Santhosh, et al., conducted a study at three academic medical centers to evaluate the structure, perceptions, and processes of ICU-ward transfers.11,57 The authors found that despite significant process variation across sites, almost all resident physicians recalled an adverse event related to the ICU-ward handoff, and most of these adverse events were rooted in communication issues.57,66
In addition to communication between providers at the ICU-to-ward transition, communication between patients and providers is also an important facilitator for a successful ICU discharge.67 Patients and families valued summaries about the patient's stay in the ICU and information about the transfer to the ward.67,68 Patients and families also appreciated being actively engaged in the decision making regarding whether the patient was ready to transfer out of the ICU.67 Plotnikoff, et al., found that patients and families felt that consistent communication from the healthcare team helped facilitate a successful transition from an ICU to a hospital ward.69
Strategies To Mitigate Diagnostic Errors and Uncertainty at ICU-to-Ward Transitions
Stelfox, et al., conducted a scoping review to systematically review the literature reporting patient discharge from ICUs, identify facilitators and barriers to high-quality care, and describe tools developed to improve care.68 They found that ICU discharge is complex and a single universal tool is probably insufficient to address the challenges. However, the literature notes numerous elements to inform an ICU discharge strategy, including:
- Structures to facilitate patient discharge,
- Education programs to train providers,
- Risk stratification models to evaluate readiness for ICU discharge,
- Patient and family involvement in the ICU handoff process,
- Communication with the receiving team,
- Detailed medication reconciliation, and
- Deliberate tracking of postdischarge outcomes.
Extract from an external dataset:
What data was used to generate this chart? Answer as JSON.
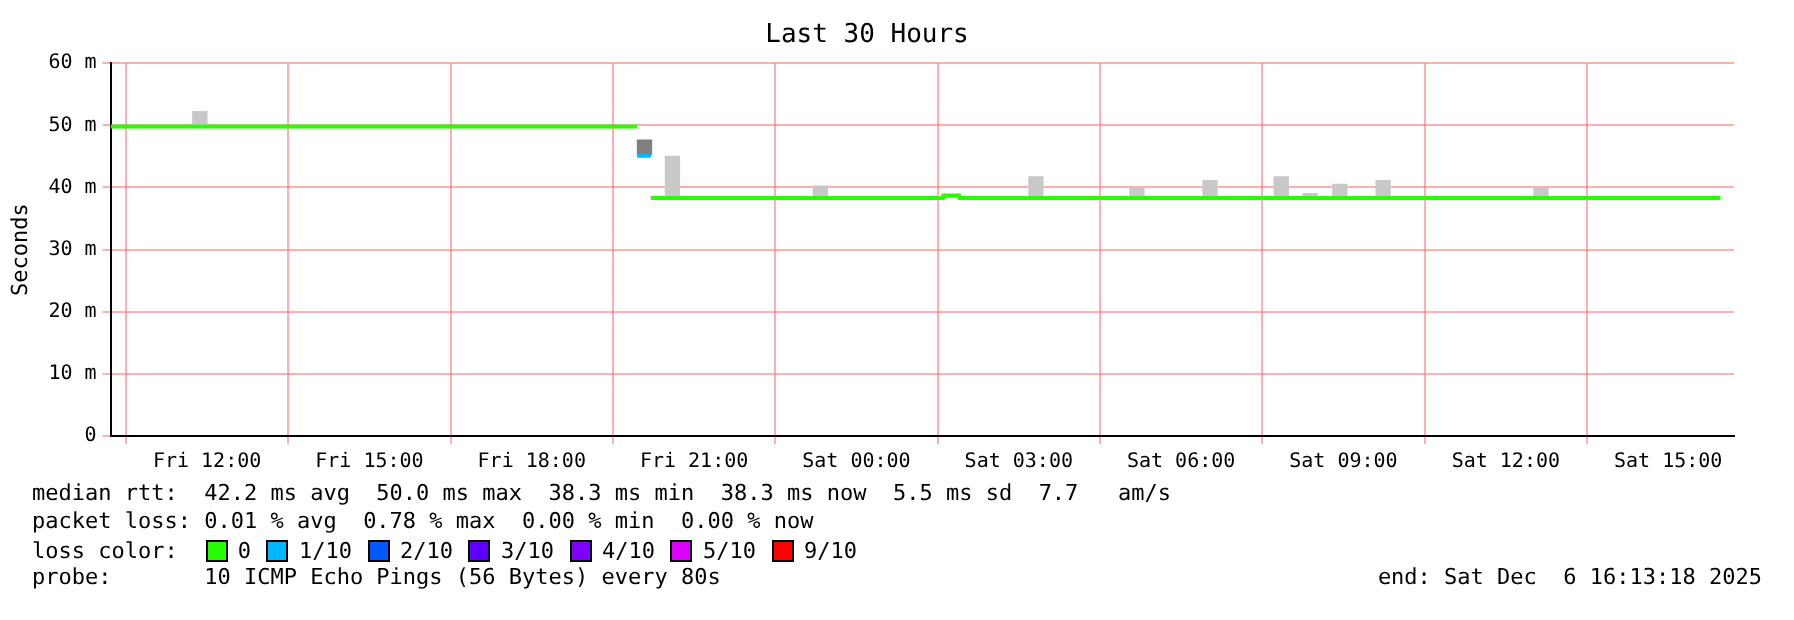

Plotnikoff, et al., found that the most common facilitator for a successful ICU discharge was the explicit education of patients and families regarding this process.69
While many ICU-to-ward transition tools focus on clinical criteria such as ICU readmissions, few focus explicitly on preventing diagnostic error. The ICU-PAUSE is one such tool that explicitly embeds a diagnostic pause with an acknowledgment and ranking of diagnostic uncertainty when clinicians communicate about a patient transitioning from the ICU to a ward.70,71
Further research should examine how diagnostic errors can be reduced with more widespread and standardized implementation of structured communication tools such as ICU-PAUSE. Once again, tools such as Calibrate Dx could also be useful for both individual clinicians and health systems alike to evaluate and calibrate diagnostic performance at the time of transitions of care.30
In conclusion, the ICU-to-ward transition is a high-risk time for diagnostic errors. Specific strategies such as educating providers and family on readiness for ICU discharge, explicitly embedding diagnostic pauses, and measuring post discharge diagnostic outcomes can mitigate diagnostic error at this transition.